Perhaps the report from the internal investigation at J&J will shake up a few people. We have beaten the J&J incompetence to death in Evolving Excellence, describing them as bumbling and fumbling, unable to see their factories as the source of brand value, and how the the people on the shop floor gave no chance of getting the sort of leadership necessary for excellence. The report comes as close as you will see to establishing that direct cause and effect. According to the Wall Street Journal:
"J&J has laid off thousands of employees since 2007 in response to drug-patent expirations and economic pressures. The job cuts have been aimed at reducing J&J's annual expenses by hundreds of millions of dollars.

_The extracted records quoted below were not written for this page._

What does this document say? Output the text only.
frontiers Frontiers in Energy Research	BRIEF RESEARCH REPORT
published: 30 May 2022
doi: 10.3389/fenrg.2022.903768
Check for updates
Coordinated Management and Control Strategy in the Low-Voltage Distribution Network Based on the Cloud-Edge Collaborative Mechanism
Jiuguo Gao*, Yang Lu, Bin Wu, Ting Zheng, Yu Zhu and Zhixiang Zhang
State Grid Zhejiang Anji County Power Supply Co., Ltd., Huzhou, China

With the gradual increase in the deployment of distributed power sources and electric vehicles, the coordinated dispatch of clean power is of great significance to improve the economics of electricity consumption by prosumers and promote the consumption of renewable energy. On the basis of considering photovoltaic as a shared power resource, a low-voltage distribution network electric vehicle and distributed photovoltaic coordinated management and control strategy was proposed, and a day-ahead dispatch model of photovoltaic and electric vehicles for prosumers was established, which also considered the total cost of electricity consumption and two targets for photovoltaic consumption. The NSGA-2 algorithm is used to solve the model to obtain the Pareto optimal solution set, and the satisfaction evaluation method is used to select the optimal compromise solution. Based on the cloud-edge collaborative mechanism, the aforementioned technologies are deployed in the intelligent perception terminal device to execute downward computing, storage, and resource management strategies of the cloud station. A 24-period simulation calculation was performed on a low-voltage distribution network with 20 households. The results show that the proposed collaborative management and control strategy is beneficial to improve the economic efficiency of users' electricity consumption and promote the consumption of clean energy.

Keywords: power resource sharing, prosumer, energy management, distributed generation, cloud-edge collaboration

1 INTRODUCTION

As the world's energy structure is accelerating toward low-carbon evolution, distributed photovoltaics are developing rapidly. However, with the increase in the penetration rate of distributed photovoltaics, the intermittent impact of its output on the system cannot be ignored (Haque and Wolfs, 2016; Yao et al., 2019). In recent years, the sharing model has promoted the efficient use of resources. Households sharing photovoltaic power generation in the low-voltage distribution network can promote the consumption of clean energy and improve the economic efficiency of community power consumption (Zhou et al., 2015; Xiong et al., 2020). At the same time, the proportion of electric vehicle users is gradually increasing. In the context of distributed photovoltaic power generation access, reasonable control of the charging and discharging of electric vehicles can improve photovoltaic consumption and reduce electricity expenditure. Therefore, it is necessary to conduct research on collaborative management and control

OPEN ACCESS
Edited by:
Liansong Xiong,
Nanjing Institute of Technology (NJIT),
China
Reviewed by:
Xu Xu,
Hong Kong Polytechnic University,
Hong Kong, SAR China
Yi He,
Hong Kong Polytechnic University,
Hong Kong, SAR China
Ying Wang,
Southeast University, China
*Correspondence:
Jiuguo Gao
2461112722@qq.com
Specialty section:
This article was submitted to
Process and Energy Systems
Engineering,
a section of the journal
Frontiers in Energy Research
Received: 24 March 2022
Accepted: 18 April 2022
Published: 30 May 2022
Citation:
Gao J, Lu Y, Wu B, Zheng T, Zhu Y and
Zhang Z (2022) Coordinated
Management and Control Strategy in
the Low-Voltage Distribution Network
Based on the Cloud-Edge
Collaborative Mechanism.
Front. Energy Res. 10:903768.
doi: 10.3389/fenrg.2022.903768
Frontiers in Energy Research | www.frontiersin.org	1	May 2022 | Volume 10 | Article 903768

The directors' report doesn't explicitly cite the broad scope of the layoffs, but it does show that under-staffing in certain areas played a role in the McNeil quality problems"
and
"Johnson & Johnson's recent efforts to cut costs by laying off employees and avoiding new hires may have contributed to the manufacturing-quality problems behind a damaging series of medicine recalls over the past two years."
In J&J's case the intellectual laziness – laying of thousands of people to balance the impact of patent expiratiions and a slow economy instead of figuring out a creative strategy to use their workforce to create value in other ways, or getting beyond the overly simplistic assumptions in cost accounting that work for the accountants but no one else – may well have been compounded by enormous egos. There is an ugly tendency among many high level folks to believe their career success demonstrates the supremacy of their knowledge – I didn't have to know anything about manufacturing to get to this multi-million dollar a year C-whatever-O job so my success demonstrates that it is not important.
Be it laziness or narcissism, there is little excuse for well paid, well educated, obviously intelligent people to deceive themselves and those around them that wholesale abuse of the company's workforce is good management.
Alfred Sloan has been on the management pedestal for far too long. He wrote that workers "accept the hazards of poor times – the business cycle" and decried the efforts of "attempts to improve the economic status of our people" as "wishful thinking". He said that General Motors is not the "220,000 workers on our payrolls". "For me," he wrote, "it is a group on not more than 10,000 workers whose skill is in management". And his sidekick, Donaldson Brown – the 'Father of Modern Cost Accounting' codified people in variable cost status based on that thinking. While GM's lack of competition due to the destruction of Europe and Asia in World War II allowed him to believe he was right, the wreckage of GM lies at the feet of those absurd beliefs.
The UAW and GM's workers did all they could and played a large part in destroying Sloan's company in an all effort to prove they did not "accept the hazards of poor times – the business cycle". High time the leadership of J&J, Mr Rob Sweetnam, and far too many others start earning their pay – quit taking the easy way out of difficulties – before their companies end up on the same scrap heap as Sloan's.
S Hodg says
Awesome writing – gets me everytime!
On the part of J&J, I wonder how many let go employees are sitting at home saying “I told you so”. It’s too bad and nobody wants to see their company (or ex company) get beat over the head with a stick. But whatever. Egg on face.
On the part of Sloan – it makes me wonder. Was our economic growth after WW2 the result of our excellence or a fluke? Did we get to where we are simply because there was nobody left to supply the world with the goods they needed?